I decided to drop into the child health clinic last week to see if I could get some help. I was successful in getting an appointment last Monday, but what a waste of time! The health nurse fed me some platitudes and told me she thought I was a good mother and sent me off, none the wiser. She also told me I should ring the sleep school and I did. That was no help either. Once you are discharged, they don’t want to know you. I put the phone down and cried. They gave me a number to call, which led me to another child health clinic across town, which doesn’t service my area. By this stage, it was Wednesday and I was starting to feel dispirited. LB was still lying in her cot crying and not sleeping for three quarters of an hour and then sleeping for only half an hour or so.

However, there was some light on the horizon. I might have been given the wrong number but when I was finally able to speak an operator, they transferred me internally to a triage nurse who could help me. I left my number and was told to expect a call sometime in the next 48 hours. Today she called. And she had some ideas. Thank goodness!

So, I now have a plan. I will remove the mobile from LB’s cot. I will increase the amount of solids she eats in the day and add in some bread. I will turn up the radio a little louder while she’s sleeping. She even suggested putting a tiny little board book in the cot for bubby. Apparently, it will take a couple of weeks to see an improvement. I feel better. Tomorrow, I will act on the plan and hopefully my baby will hush-a-bye … please…

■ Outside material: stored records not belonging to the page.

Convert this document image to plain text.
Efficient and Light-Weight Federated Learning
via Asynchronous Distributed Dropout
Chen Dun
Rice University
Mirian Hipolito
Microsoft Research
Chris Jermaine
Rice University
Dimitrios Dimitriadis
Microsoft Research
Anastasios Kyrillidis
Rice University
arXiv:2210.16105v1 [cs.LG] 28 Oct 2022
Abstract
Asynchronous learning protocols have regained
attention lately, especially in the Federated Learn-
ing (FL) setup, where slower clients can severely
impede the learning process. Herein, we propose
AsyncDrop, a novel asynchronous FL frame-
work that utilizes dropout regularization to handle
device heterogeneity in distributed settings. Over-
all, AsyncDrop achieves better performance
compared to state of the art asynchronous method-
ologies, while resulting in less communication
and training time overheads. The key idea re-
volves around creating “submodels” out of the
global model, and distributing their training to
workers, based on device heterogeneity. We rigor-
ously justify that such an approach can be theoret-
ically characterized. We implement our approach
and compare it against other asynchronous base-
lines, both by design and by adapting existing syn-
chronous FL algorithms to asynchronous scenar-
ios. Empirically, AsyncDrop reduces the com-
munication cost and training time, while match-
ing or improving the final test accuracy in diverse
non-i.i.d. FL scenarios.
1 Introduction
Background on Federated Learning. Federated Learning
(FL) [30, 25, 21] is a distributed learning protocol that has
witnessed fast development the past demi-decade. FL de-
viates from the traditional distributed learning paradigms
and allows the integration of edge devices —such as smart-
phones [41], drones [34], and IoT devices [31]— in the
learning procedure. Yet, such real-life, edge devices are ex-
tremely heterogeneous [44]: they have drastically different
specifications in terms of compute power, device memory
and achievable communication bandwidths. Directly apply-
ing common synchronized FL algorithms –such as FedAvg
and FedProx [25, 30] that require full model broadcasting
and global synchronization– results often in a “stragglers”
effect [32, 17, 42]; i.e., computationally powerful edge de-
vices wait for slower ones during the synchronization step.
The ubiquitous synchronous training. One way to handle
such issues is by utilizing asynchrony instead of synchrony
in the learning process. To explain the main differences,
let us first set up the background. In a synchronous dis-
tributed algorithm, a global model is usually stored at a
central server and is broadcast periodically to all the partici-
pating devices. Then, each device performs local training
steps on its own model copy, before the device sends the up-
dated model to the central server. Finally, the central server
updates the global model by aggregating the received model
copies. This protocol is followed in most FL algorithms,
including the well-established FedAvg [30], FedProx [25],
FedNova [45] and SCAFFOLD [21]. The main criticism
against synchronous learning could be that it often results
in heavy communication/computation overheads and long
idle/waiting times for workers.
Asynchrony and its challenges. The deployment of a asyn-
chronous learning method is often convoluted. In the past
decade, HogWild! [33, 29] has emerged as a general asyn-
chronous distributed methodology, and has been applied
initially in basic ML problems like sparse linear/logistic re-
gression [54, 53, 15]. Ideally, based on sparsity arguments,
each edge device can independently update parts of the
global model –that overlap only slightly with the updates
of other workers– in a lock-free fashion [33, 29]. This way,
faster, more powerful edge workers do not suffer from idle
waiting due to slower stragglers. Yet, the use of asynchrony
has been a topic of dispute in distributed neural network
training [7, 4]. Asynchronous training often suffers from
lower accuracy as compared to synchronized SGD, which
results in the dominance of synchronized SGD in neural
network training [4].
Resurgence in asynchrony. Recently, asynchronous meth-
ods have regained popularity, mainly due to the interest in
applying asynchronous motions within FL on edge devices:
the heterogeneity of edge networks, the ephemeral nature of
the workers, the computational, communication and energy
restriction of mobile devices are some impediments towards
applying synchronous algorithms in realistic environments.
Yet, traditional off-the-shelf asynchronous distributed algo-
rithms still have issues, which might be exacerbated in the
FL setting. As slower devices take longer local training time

Why write the BrightBirdie blog?

The inspiration…

I was inspired to start writing this blog because this year I was lucky enough to become a mother for the first time. It’s been a rollercoaster ride, but I have learned so much. It’s actually been a battle to try and parent an initially very unsettled little bubba. It has amazed me to note that as I finally figure things out, it all seems to disappear into the ether. It seems a shame to waste such insight! I’d like a record to share my experiences with others. I’ve fought so hard to find the answers to all my mothering questions and maybe this blog will help someone else or maybe another mother will read it and think, “you’re reading my mind!”

The focus …

So, for the moment, my blog will focus on my experiences as a first time mother to a seven month old, Little Birdie (LB). I’ll write about what I’m doing, what I’m learning, what I realizing and what I’m feeling.

The author …

I used to be a high school teacher and before that I was a journalist. However, as stressful as those jobs can be, nothing prepared me for motherhood! It’s an experience that is nothing like you would ever expect it to be. No matter how much people try to warn you about parenthood, you cannot truly understand it until you experience it. I’ve been thrown into the deep end with a reflux baby who struggles to sleep but it still amazes me how gorgeous she is and the smallest things she does will fascinate me. I’ve gone from wondering about life’s big questions to being spellbound by watching my bubby sucking on pieces of fruit for the first time with delight spreading across her face.

The title…

I chose the title of this blog because it speaks to the future. I want the future to be bright and I love birds. The combination of the two speaks to soaring off into a bright future and I hope that this blog is the first step in doing just that.